The Man with Red Hair by Hugh Walpole (1925)

By Erica

A late entry into our series of Hugh Walpole reviews. See also reviews of The Killer and the Slain, Farthing Hall, Judith Paris and The Cathedral.

Review by Helen C:

Our hero, Harkness, a pleasant young American, feeling aimless and useless in London, travels to a beautiful Cornish seaside town to see their annual August processional dance.  He quickly becomes involved, through his own gallantry, and to experience the excitement missing in his life,  in a plot to rescue a lovely girl from an evil marriage to the son of the Red Haired Man (Crispin), a short, stout eccentric, who meets Harkness in his hotel and takes a liking to him,  inviting him to view his art collection in his grand home nearby, where his manservants are Japanese thugs.

Hugh Walpole describes this novel as ‘a romantic macabre’, which barely suggests its gathering suspense and ultimate horror.  In his Dedicatory Letter to friends, he writes that, even though readers may feel it is a ‘fancy’ or an allegory (‘some one will soon be showing me that we have, each one of us, his Sea-Fog, his White Tower, and that it is the fault of his own weakness if he does not fling out of the window his Red-Haired Man’) he declares it is ‘a tale and nothing but a tale and that …once beginning it you will find it hard to lay down unfinished.’

I can agree wholeheartedly that it is a gripping tale, gathering momentum throughout, and reaching a horrifying climax. There is a sense of foreboding from the start of Harkness’s (our hero’s ) train journey, although his intention is to enjoy, and possibly find adventure in, a beautiful Cornish village.  The vivid and brilliant writing too, makes the book hard to put down, e.g. the description of the processional dance through the village, which seems to plunge you into the celebrations and carry you along to an exhilarating climax.

But, exciting as the unfolding drama may be, beneath the somewhat unlikely horror storyline (which all takes place within 24 hours) there seems to be a quite different and more serious theme – the transformation of Harkness himself, who feels that at 35, he has failed in love and in life, which has no meaning for him.  This underlying theme is suggested  by the trouble the author takes to describe Harkness’s character and his fears, feelings, failures and aspirations – as well as that of his nemesis, Crispin, the Man with Red Hair, who appears pleasant and cultured, but later confides to Harkness his deranged theory of the necessity of inflicting pain, to awaken compassion and give the paingiver Godlike powers;  in contrast, the other characters, including the lovely girl Harkness tries to rescue and falls immediately in love with, and her unloving new husband (Crispin’s son) and two others in the rescue plot, come across more as token characters than real individuals:  a framework perhaps to hang the real substance of the story on?

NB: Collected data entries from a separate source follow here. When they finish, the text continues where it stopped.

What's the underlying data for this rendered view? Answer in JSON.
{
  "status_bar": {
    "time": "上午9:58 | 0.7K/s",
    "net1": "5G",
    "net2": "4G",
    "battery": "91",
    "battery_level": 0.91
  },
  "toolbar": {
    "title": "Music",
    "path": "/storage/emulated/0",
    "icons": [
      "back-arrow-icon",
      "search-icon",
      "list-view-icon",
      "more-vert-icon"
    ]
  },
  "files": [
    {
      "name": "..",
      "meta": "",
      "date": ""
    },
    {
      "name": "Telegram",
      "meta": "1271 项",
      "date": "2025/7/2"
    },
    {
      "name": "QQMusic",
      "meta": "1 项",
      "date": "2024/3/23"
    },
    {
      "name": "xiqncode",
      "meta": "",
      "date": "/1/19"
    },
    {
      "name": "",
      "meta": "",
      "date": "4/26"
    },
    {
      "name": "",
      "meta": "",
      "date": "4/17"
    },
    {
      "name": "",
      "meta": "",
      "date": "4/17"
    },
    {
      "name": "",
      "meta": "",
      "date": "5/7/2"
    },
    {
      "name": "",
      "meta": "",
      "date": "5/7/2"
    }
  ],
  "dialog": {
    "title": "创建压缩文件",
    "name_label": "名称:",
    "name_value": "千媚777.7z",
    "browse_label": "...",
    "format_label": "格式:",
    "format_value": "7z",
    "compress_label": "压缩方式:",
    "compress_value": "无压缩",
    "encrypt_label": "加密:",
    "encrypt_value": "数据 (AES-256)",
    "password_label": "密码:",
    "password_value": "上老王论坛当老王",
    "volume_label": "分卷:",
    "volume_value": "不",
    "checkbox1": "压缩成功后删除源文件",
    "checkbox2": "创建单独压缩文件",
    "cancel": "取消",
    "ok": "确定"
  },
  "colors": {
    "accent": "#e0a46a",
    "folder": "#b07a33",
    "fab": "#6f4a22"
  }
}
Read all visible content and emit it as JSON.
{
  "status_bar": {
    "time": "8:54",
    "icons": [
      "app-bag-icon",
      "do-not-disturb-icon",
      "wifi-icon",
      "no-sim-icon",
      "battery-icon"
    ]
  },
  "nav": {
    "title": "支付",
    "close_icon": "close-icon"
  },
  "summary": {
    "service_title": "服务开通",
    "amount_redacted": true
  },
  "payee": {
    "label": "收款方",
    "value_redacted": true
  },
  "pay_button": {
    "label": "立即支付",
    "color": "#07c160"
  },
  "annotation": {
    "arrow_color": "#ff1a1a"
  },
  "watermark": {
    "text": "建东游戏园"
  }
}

The dramatic events of the story serve to prove to Harkness first, his own gallantry in agreeing to play a crucial part in the rescue plan; then his capacity to love passionately, for the first time, when he meets the lovely Hesther;  and later, (when he realises the true character of his outwardly charming, but inwardly crazy host, the Red-Haired Man, and has to confront the possibility of suffering torture) his ability to withstand physical pain.  The suspense builds until he finally succeeds in gaining his own redemption – but not that of Crispin: “His soul was free and Crispin’s was imprisoned.” And “With that first touch of the knife on Harkness’s body Crispin’s soul had died.”

Yes, it is ‘romantic’ in the sense that the sensitive, aesthetic hero puts himself in peril, falls desperately in love, faces trials – not of ‘fire and the sword’ perhaps, but of sea-fog and the knife – and emerges reborn:  “He had been shy of man and was shy no longer; he had been in love, was in love now, but had surrendered it; he had been afraid of physical pain and was afraid no longer; he had looked his enemy in the eyes and borne him no ill-will.” And it is certainly ‘macabre’, with ghoulish and scarcely credible events building up to a violent conclusion.  And I would argue that it is an allegory too – as Walpole hints, but quickly disclaims.

The modern reader might jib at the book’s idealistic and melodramatic elements, and expect more realism – but, accepted for what it is, it provides a memorable and excellently written read, though not for the faint-hearted!